Sqrrl’s latest release, Sqrrl Enterprise 2.5, revolutionizes the hunt by delivering a wide range of new capabilities aimed at streamlining and automating threat hunting activities for security analysts. By combining big data, analytics, investigation, and collaboration capabilities all in a single tool, Sqrrl Enterprise fulfills all of the requirements of a Threat Hunting Platform. Sqrrl’s hunting approach focuses on identifying, gathering, and acting upon an adversary’s Tactics, Techniques, and Procedures (TTPs), in order to rapidly detect and mitigate threats in your network. This release marks the most comprehensive update to Sqrrl since the release of Enterprise 2.0, which launched the Sqrrl visual investigation interface. These are some of the new features added to Sqrrl to make hunting for advanced threats more streamlined than ever. The new release is generally available to all current Sqrrl users as of May 16, 2016.
The Behavior Graph
The Sqrrl Behavior Graph has been upgraded and now more intuitively provides context to security analysts about the assets, actors, and events present on their networks and endpoints. Sqrrl comes pre-built with a cybersecurity ontology that provides a rich, contextual representation from network, endpoint, user, and application log data. By streamlining the data acquisition process via common datasource connectors, Sqrrl is able to quickly assemble a logical view of what’s going on inside a network. The relationships between various entities can be expanded on command depending on what direction an analyst wants to go to answer questions and hypotheses driving a hunt. This automates the hunting process by predetermining the search pathways that would otherwise need to be uncovered through complex querying. This makes it easier for analysts to rapidly pivot from data point to data point, regardless of the differences in the underlying data. The Behavior Graph lets analysts identify normal and abnormal behaviors, rapidly ask questions, and streamline their incident investigation and threat hunting activities.
Sqrrl’s pre-built cybersecurity ontology represented in a linked data model
TTP-oriented detectors are a critical capability in Sqrrl that redefines how analysts start their hunts. These detectors continuously run behavioral analyses over Sqrrl’s linked data model to pinpoint the Tactics, Techniques, and Procedures used by adversaries. Sqrrl’s detectors leverage User and Entity Behavior Analytics (UEBA) to find patterns of activity based on learned baselines, instead of signatures or rules. Along with the Behavior Graph, the UEBA-powered detectors can be used to profile and analyze users, machines, web domains, and other entities of interest. The underlying analytics do this by establishing baselines of normal observed activity in a number of ways depending on the type and application. Baselining procedures observe raw data features and learn distributions across multiple dimensions such as time, frequency, rarity, graph structure, and volume. System analytic results are fed back into baselining processes to enable continuous algorithmic tuning.

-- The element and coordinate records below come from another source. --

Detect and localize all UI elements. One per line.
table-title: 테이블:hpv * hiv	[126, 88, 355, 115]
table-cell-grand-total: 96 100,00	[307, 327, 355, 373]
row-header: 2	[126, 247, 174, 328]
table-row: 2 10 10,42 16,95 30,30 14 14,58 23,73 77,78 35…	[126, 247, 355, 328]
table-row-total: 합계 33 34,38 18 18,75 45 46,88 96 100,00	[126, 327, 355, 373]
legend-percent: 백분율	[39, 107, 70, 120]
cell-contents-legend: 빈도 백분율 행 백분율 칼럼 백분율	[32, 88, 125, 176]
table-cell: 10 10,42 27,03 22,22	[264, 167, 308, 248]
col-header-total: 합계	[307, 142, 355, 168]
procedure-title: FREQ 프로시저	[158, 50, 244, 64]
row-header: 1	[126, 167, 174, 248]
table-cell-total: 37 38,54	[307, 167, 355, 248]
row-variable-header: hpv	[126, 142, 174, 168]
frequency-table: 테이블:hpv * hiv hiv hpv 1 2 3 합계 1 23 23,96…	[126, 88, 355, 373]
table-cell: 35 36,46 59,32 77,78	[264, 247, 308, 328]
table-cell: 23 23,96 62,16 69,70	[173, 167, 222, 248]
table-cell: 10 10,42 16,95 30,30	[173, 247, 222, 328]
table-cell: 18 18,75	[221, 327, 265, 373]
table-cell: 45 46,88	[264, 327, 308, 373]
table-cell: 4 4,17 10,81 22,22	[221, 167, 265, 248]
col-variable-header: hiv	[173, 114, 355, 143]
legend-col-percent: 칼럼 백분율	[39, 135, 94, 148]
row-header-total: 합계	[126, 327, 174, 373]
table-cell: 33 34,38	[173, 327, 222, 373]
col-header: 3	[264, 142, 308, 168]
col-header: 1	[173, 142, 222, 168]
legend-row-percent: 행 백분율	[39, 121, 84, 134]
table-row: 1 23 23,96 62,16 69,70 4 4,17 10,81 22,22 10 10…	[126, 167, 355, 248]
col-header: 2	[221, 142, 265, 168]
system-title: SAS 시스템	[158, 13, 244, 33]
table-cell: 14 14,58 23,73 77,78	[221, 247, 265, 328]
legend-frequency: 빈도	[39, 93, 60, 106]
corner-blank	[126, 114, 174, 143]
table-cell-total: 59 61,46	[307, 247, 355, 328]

Sqrrl’s homepage featuring a rollup of risk dashboards for detection and entity profiles
Risk Scores and Profiles
Sqrrl 2.5 includes a fresh UI redesign that includes powerful risk dashboards which help analysts quickly recognize and investigate the most recent risky events and assets. Each entity (including users, hosts, IPs, domains, and URIs) is given a comprehensive profile which shows other related entities and is assigned a risk score based on a variety of factors. Risk scores are a way for Sqrrl to communicate to analysts what its continuous analytics have been able to recognize, and can help automate the process of developing hypotheses, identifying TTPs, and prioritizing investigations.
An example of an exfiltration detection as seen in the Sqrrl Behavior Graph
To simplify analyst use of Sqrrl, all of the data required to run the TTP detectors and analysis over the Behavior Graph is streamlined via built-in data source connectors. These connectors remove the need for configuration and provide easy access to raw data quickly and easily. It is thus easier than ever to establish a Threat Hunting Platform within your enterprise and start hunting for advanced threats.
Sqrrl 2.5 sets a new industry standard for threat hunting and incident investigations solutions. Combining the contextual exploration power of the Behavior Graph with automated analytics afforded by TTP-oriented detectors, it has never been easier to optimize your incident investigations processes or more rapidly advance your hunting maturity.